Dunluce, a ruined castle on the Antrim coast, 3 1/2 miles E. of Portrush.
Dunmow, Great, a market-town of Essex, on the Chelmer, 39 miles NNE. of London. - At Little Dunmow, 2 miles ESE., are remains of a stately Augustinian priory, founded in 1104. The Dunmow Flitch of Bacon was a prize instituted in 1244 by Robert Fitzwalter, as a prize for contented married couples after a year's probation.
Dunmurry, a town of County Antrim, Ireland, 5 miles SW. of Belfast. Pop. 1105.
Dunnet Head, in Caithness (q.v.).
Dunnottar Castle, the ruined seat of the Keiths, Earls Marischal of Scotland, on the Kincardineshire coast, 1 1/2 mile S. of Stonehaven. It crowns a sea-washed rock 160 feet high, sheltered the Scottish regalia in 1651, and in 1685 was the prison of 167 Covenanters.
Dunoon, an Argyllshire watering-place, extending, with Hunter's Quay and Kirn, 3 miles along the west shore of the Firth of Clyde, and 7 miles W. of Greenock. The seat of a castle of the Stewarts, in 1563 it received a visit from Queen Mary, and in 1643 was the place where thirty-six Lamonts were cruelly hanged by the Campbells. But the present well-built town has wholly arisen since 1822 - with its steamboat-piers, its esplanade, its half-dozen churches, its numerous handsome villas, and the Convalescent Homes (1869). Pop. (1841) 1296; (1901) 6779 - a Dumber sometimes doubled by summer visitors.
Duns, a police-burgh of Berwickshire, 44 miles ESE. of Edinburgh (by rail 56), since 1853 has divided with Greenlaw the rank of county town.
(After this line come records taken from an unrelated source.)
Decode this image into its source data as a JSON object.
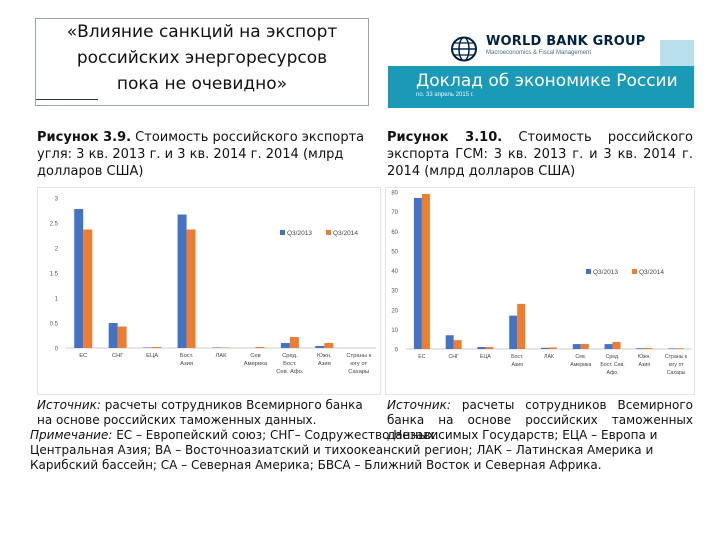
{
  "slide": {
    "title_line1": "«Влияние санкций на экспорт",
    "title_line2": "российских энергоресурсов",
    "title_line3": "пока не очевидно»"
  },
  "header": {
    "org_name": "WORLD BANK GROUP",
    "org_sub": "Macroeconomics & Fiscal Management",
    "report_title": "Доклад об экономике России",
    "issue": "no. 33 апрель 2015 г."
  },
  "left": {
    "fig_label": "Рисунок 3.9.",
    "fig_title": " Стоимость российского экспорта угля: 3 кв. 2013 г. и 3 кв. 2014 г. 2014 (млрд долларов США)",
    "source_label": "Источник:",
    "source_text": " расчеты сотрудников Всемирного банка на основе российских таможенных данных."
  },
  "right": {
    "fig_label": "Рисунок 3.10.",
    "fig_title": " Стоимость российского экспорта ГСМ: 3 кв. 2013 г. и 3 кв. 2014 г. 2014 (млрд долларов США)",
    "source_label": "Источник:",
    "source_text": " расчеты сотрудников Всемирного банка на основе российских таможенных данных."
  },
  "note": {
    "label": "Примечание:",
    "text": " ЕС – Европейский союз; СНГ– Содружество Независимых Государств; ЕЦА – Европа и Центральная Азия; ВА – Восточноазиатский и тихоокеанский регион; ЛАК – Латинская Америка и Карибский бассейн; СА – Северная Америка; БВСА – Ближний Восток и Северная Африка."
  },
  "colors": {
    "q3_2013": "#4472c4",
    "q3_2014": "#ed7d31",
    "grid": "#e0e0e0",
    "band": "#1a9ab6"
  },
  "chart_data": [
    {
      "type": "bar",
      "title": "",
      "categories": [
        [
          "ЕС"
        ],
        [
          "СНГ"
        ],
        [
          "ЕЦА"
        ],
        [
          "Бост.",
          "Азия"
        ],
        [
          "ЛАК"
        ],
        [
          "Сев",
          "Америка"
        ],
        [
          "Сред.",
          "Бост.",
          "Сев. Афо."
        ],
        [
          "Южн.",
          "Азия"
        ],
        [
          "Страны к",
          "югу от",
          "Сахары"
        ]
      ],
      "series": [
        {
          "name": "Q3/2013",
          "values": [
            2.78,
            0.5,
            0.01,
            2.67,
            0.01,
            0.0,
            0.1,
            0.04,
            0.0
          ]
        },
        {
          "name": "Q3/2014",
          "values": [
            2.37,
            0.43,
            0.02,
            2.37,
            0.01,
            0.02,
            0.22,
            0.1,
            0.0
          ]
        }
      ],
      "yticks": [
        "0",
        "0.5",
        "1",
        "1.5",
        "2",
        "2.5",
        "3"
      ],
      "ylim": [
        0,
        3
      ],
      "legend": "top-right",
      "grid": false
    },
    {
      "type": "bar",
      "title": "",
      "categories": [
        [
          "ЕС"
        ],
        [
          "СНГ"
        ],
        [
          "ЕЦА"
        ],
        [
          "Бост.",
          "Азия"
        ],
        [
          "ЛАК"
        ],
        [
          "Сев.",
          "Америка"
        ],
        [
          "Сред.",
          "Бост. Сев.",
          "Афо."
        ],
        [
          "Южн.",
          "Азия"
        ],
        [
          "Страны к",
          "югу от",
          "Сахары"
        ]
      ],
      "series": [
        {
          "name": "Q3/2013",
          "values": [
            77,
            7,
            1,
            17,
            0.6,
            2.5,
            2.5,
            0.4,
            0.3
          ]
        },
        {
          "name": "Q3/2014",
          "values": [
            79,
            4.5,
            1,
            23,
            0.8,
            2.6,
            3.6,
            0.5,
            0.4
          ]
        }
      ],
      "yticks": [
        "0",
        "10",
        "20",
        "30",
        "40",
        "50",
        "60",
        "70",
        "80"
      ],
      "ylim": [
        0,
        80
      ],
      "legend": "center-right",
      "grid": false
    }
  ]
}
Thomas Boston was a native; and on round turf-clad Duns Law, which rises 700 feet above the sea, and 280 above the town, the Covenanters encamped in 1639. Pop. 2298.
Dunsink, a hill 4 miles NW. of Dublin, the site of the observatory of Trinity College.
Dun'stable, a town of Bedfordshire, at the east base of the Chiltern chalk-hills or Dunstable Downs, 36 miles NW. of London by rail. An old-fashioned, brick-built place, with two main streets crossing at right angles, it has the fine church, partly Norman, of an Augustinian priory, which in 1110 was the scene of the earliest miracle play on record, so that Dunstable claims to be the birthplace of the English drama. It has also an ancient celebrity for larks and for straw-plait, which still is the staple industry. The grammar-school (1715) was rebuilt in 1888, at a cost of £10,000. Dunstable, which stood at the intersection of Watling and Icknield Streets, was the site of an Eleanor Cross (demolished 1643), and the scene of Queen Catharine's divorce by Cranmer. It was made a municipal borough in 1864. Pop. 5513.